The wind sheared off the fells around Carhullan. Above us, the sky was charcoal-coloured and disturbed, the clouds swirling in vortexes, ripping along their edges. Each new route saw us travelling further across the hills, from five miles, to ten, to fifteen, and the loads in the bergens that we carried got heavier as more equipment was loaded into them. Always the ridge would come first in the ascent, as if to stoke fire into our thigh muscles, and we would descend it at the end of the hike, shaking with exhaustion, often sliding on our backsides when our legs buckled.
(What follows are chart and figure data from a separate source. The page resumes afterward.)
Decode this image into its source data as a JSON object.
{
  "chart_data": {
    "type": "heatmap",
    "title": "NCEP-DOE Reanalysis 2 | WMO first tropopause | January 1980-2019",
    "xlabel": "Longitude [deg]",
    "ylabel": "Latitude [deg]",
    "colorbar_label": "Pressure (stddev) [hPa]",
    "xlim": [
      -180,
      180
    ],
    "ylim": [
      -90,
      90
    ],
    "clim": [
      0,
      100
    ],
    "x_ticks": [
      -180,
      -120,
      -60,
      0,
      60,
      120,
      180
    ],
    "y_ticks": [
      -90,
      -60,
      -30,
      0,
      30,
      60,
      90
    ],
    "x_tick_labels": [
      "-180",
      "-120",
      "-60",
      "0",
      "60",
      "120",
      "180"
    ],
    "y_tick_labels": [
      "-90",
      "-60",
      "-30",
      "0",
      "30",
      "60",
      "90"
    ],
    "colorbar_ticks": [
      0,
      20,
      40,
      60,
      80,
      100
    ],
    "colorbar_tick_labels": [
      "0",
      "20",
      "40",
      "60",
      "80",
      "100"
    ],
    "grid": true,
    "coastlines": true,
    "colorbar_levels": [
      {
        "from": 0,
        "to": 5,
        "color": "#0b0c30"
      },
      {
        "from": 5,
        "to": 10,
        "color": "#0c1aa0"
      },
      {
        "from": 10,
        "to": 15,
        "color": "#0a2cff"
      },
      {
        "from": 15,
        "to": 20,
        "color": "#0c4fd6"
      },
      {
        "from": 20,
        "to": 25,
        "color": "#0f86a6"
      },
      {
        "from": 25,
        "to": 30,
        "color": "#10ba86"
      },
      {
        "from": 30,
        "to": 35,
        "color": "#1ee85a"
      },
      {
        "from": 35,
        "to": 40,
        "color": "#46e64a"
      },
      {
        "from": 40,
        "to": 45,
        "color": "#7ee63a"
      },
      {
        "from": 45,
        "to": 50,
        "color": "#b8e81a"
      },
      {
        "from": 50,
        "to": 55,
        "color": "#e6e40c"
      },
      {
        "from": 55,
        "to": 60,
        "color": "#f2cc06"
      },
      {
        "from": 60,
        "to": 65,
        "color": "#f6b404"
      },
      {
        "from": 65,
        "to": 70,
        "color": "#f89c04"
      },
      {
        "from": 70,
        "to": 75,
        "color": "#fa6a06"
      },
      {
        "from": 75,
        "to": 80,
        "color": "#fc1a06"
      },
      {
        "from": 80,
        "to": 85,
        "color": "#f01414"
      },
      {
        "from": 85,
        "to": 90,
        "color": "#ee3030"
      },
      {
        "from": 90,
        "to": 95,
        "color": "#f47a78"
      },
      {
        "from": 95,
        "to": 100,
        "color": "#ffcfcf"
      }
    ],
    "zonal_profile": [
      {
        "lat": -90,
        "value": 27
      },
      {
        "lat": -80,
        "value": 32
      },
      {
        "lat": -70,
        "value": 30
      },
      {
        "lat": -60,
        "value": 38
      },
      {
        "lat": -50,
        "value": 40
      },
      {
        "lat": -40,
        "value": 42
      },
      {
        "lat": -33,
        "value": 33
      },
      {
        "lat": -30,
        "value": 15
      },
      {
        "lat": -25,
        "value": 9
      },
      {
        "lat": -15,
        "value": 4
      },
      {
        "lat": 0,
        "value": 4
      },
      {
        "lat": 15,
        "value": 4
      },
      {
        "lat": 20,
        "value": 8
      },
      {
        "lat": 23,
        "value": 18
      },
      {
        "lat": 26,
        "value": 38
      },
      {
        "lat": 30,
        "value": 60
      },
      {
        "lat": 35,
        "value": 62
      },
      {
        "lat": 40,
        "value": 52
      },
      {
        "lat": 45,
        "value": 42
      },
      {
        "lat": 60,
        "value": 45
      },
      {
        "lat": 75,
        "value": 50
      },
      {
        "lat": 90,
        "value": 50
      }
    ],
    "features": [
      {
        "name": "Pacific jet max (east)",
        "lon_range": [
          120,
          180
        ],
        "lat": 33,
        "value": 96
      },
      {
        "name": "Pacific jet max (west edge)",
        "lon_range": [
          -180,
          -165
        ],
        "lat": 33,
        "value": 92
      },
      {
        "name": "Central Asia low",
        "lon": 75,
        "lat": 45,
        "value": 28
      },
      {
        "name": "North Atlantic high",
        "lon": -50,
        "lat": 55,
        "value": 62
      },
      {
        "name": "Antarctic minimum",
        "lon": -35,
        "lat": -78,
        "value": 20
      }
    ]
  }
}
Though I knew it was going to be hard, I was not prepared for the extremity of it all. I had become fitter from working outside with Shruti, Chloe, and the others. But I was still slow, weaker than those who had lived for years in the harsh environment, and mostly I was towards the rear of the group. It was only sheer determination, the desire not to fail, that kept me on my feet. The times I sat down I felt so dizzy that I thought I might pass out, and I imagined I would be found days later by the unit, lying on the Northern tundra, stiffer than rock, my eyes plucked out by the crows. As on the day I had left Rith, I did not look back when we started out. It was better not to see the warm lamps of Carhullan, better not to think of the women on the farm, moving like insects below us in the fields. And Shruti, asleep in her bunk, asleep against her damp pillow, her body pulsing gently as she dreamt.
We were given rations to take with us: dried meat, salt, and water. There was little time to rest and eat, and wherever possible we were supposed to jog the courses. I pushed myself on, and only when I thought my heart would swell too much as it powered the blood through its chambers, that it would rupture against the bone, did I fall back into a walk. There was little talk between the recruits. Space opened between us as we moved, and only when someone sank to their knees and retched, or began to stagger, did a colleague assist. Those in the unit stood over us when we fell or sought temporary shelter in a stony lee. ‘Pick it up, Sister. Up on your feet. Show us who you are.’ Some days, people turned back. I came home late but I never let myself succumb.
My whole life I had loved the upland terrain, deriving simple pleasure from it as a child – the views, the changing colours of the slopes, the brackish rivers – and though for years I had seen it at only a distance, I had often thought of the landscape as I stood beside the conveyor at the factory; it was a place of beauty and escape. Now I stumbled across its gills and over its marshland, bending to meet the wind when it roared against me, and dragging myself up the scars by handfuls of heather and thorn bushes, by any firm hold. And still, I could not say it wasn’t beautiful. Despite its austerity, its vast and cowing expanse, and the agony of its traverse, it seemed more beautiful than ever. When we reached the walls of the farm and Jackie ordered us to turn round and climb the ridge one more time, and with sickening resolution we began back the way we had come, I did not fall to the earth and scream into the coarse brindle of the moor. If the mountains tested my limits, they also gave me satisfaction, they were the measure by which I gauged my resilience.